Gap prepares to give the store away this holiday season

Get ready to get a salivating deal on a hoodie or pair of underwear at Gap or Old Navy this holiday season as the struggling mall retailer looks to clear excess inventory ahead of 2023.

“We continue to anticipate a competitive promotional environment, given the increased inventory levels industry-wide and plan to continue to take aggressive action to clear inventory in order to enter fiscal 2023 better positioned,” said Gap CFO Katrina O’Connell on the retailer’s earnings call late Thursday. “We continue to rely heavily on markdowns and discounting to sell-through styles this quarter and have reduced receipts in Q4.”

Gap’s inventory ballooned 12% year over year in the third quarter amid a broader slowdown in consumer spending. Comparable sales were up a meager 1% as lower income shoppers pulled back on trips to Old Navy and consumers overall bought more cautiously on discretionary items.

The aggressive posture on discounting — which will likely hammer Gap’s profit margins in the critical holiday season — comes hot on the heels of another lackluster quarter and ongoing search for a permanent CEO.

Net sales rose 2% from the prior year to $4.04 billion. Sales at Old Navy rose a meager 2%, while the Gap brand saw sales stay stagnant from a year ago. Sales at Athleta rose 6%.

Adjusted gross profit margins tanked 320 basis points from a year ago.

Gap shares managed to rise 7% in pre-market trading on Friday as earnings of 71 cents a share beat estimates for breakeven.

The company said it sees fourth quarter sales falling by a mid-single digit percentage. No profit guidance was shared.
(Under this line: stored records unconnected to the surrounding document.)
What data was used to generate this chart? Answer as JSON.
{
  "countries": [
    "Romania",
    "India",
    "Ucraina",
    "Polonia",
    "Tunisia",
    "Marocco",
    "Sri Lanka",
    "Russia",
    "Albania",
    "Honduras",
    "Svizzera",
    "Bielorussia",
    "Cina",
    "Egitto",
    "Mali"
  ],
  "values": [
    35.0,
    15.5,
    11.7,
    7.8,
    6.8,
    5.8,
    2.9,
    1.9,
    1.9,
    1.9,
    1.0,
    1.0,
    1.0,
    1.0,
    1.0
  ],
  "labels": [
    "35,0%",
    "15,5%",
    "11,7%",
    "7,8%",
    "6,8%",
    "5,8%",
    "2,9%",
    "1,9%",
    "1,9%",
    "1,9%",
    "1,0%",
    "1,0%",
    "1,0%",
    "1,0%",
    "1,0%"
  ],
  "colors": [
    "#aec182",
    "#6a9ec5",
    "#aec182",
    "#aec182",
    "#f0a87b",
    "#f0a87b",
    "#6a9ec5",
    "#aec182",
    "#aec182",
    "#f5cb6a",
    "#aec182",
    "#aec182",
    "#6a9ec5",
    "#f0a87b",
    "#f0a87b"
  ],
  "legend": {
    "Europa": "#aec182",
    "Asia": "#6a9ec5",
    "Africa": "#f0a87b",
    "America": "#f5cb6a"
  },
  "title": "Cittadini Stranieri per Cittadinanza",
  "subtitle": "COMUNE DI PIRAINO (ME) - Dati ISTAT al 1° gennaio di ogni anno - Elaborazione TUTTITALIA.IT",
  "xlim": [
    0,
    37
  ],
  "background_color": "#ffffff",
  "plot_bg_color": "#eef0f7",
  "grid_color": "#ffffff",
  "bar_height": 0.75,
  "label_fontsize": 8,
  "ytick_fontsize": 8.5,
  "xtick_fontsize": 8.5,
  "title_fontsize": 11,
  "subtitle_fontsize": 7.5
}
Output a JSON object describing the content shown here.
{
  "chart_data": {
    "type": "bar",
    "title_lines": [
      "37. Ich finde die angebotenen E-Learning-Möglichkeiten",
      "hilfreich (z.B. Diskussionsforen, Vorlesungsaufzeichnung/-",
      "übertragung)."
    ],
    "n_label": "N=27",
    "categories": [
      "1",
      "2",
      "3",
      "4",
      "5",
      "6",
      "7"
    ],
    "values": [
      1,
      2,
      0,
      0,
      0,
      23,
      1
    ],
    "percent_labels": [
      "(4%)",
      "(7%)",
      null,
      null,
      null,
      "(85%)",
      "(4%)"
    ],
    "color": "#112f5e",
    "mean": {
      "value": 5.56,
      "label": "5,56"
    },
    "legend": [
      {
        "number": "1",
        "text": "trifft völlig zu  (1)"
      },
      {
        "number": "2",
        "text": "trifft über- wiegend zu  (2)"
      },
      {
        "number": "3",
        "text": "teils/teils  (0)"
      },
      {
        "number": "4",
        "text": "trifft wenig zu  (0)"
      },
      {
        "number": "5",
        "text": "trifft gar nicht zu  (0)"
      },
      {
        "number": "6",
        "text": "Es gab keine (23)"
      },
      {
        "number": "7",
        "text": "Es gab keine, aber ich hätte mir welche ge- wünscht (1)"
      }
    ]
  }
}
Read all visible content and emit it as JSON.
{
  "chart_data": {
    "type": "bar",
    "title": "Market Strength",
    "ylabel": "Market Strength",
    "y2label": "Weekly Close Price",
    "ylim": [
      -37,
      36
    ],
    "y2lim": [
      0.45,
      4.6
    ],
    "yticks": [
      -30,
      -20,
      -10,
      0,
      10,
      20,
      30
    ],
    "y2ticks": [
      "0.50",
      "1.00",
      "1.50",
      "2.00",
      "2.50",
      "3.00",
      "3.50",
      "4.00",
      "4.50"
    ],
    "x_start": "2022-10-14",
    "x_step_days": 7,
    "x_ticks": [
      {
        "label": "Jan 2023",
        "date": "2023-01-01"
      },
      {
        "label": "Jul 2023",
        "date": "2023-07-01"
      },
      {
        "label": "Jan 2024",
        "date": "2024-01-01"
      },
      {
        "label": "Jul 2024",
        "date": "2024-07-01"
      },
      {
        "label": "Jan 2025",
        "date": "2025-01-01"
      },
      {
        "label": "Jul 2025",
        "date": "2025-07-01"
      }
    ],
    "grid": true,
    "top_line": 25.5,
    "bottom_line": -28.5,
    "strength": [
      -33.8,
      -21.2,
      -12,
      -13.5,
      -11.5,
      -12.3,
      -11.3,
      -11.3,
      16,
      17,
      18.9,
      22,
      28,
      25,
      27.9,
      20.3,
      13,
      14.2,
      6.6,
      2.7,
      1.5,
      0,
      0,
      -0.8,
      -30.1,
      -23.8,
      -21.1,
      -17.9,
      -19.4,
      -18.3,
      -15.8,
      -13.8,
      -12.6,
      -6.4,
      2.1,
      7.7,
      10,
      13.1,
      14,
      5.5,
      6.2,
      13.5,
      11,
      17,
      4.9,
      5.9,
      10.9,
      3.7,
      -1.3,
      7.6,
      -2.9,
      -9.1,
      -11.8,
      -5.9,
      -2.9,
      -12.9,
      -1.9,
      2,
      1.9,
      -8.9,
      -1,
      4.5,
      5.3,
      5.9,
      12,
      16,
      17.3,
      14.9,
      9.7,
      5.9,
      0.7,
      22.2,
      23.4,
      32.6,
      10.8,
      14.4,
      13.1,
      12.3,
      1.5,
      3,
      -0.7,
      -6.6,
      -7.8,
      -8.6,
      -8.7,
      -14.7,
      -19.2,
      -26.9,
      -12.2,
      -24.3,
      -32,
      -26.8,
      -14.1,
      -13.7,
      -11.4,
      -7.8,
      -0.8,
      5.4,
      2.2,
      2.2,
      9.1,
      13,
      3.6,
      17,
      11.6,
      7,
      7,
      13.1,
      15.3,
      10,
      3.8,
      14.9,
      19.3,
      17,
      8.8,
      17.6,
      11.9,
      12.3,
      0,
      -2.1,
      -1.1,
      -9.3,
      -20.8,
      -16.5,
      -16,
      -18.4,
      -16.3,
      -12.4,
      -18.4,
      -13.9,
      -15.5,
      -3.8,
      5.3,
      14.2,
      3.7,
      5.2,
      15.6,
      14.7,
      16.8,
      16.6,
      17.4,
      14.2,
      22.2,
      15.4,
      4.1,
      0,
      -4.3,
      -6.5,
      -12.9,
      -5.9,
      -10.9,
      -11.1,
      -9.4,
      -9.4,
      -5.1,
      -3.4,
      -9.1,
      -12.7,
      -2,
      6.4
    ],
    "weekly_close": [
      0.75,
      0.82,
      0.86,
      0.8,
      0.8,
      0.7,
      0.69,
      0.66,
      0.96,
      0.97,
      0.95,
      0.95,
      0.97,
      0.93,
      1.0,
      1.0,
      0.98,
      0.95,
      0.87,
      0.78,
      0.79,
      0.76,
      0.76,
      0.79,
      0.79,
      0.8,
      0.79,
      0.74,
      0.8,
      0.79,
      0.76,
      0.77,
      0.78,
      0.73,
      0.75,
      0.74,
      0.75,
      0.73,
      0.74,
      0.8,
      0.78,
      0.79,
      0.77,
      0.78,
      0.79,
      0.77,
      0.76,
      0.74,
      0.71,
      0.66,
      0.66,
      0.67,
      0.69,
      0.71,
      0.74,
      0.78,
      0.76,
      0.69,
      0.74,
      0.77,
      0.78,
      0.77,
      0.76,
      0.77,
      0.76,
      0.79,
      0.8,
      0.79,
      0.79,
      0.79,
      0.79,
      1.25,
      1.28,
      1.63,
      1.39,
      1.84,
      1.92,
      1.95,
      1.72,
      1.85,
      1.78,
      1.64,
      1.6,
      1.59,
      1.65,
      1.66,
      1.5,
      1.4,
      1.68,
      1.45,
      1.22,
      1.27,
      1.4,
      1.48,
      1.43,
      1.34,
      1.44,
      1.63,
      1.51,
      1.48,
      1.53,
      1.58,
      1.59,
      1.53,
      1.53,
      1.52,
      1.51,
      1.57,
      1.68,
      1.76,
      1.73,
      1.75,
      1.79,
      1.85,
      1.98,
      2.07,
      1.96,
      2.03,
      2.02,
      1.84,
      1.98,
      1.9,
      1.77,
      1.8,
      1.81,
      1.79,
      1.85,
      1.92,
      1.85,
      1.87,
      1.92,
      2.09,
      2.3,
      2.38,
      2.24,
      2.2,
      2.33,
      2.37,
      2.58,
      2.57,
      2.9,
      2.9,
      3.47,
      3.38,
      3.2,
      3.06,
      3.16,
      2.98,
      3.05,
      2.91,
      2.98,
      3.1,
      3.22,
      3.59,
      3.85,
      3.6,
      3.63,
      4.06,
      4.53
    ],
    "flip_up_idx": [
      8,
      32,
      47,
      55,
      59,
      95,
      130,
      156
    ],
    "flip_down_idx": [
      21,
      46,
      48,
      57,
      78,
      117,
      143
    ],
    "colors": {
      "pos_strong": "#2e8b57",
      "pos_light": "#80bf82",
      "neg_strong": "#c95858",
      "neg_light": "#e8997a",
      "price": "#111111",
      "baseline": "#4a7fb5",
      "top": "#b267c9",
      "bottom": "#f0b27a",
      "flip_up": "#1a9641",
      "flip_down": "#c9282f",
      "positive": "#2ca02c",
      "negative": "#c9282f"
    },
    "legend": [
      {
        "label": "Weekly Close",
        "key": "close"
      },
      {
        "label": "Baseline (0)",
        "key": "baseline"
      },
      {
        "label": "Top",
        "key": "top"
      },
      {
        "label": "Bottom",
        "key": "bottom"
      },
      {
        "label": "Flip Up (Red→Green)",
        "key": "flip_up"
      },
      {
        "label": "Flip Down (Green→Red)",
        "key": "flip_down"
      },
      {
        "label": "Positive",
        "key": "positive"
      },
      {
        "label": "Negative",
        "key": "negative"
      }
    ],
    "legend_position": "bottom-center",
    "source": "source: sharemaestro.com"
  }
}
“Long-term, we believe a mix shift toward Old Navy and Athleta should improve the company’s margin structure. However, we think there are still risks around Old Navy maintaining its historical growth and margin rates, especially with growing competition. We believe slowing trends at Old Navy (drives ~60% of revenue and even more of profit) will be a key focus among investors near-term.While Athleta is a strong, growing brand, it is not large enough to drive the investment case at this time, in our view,” said Jefferies analyst Corey Tarlowe in a note to clients.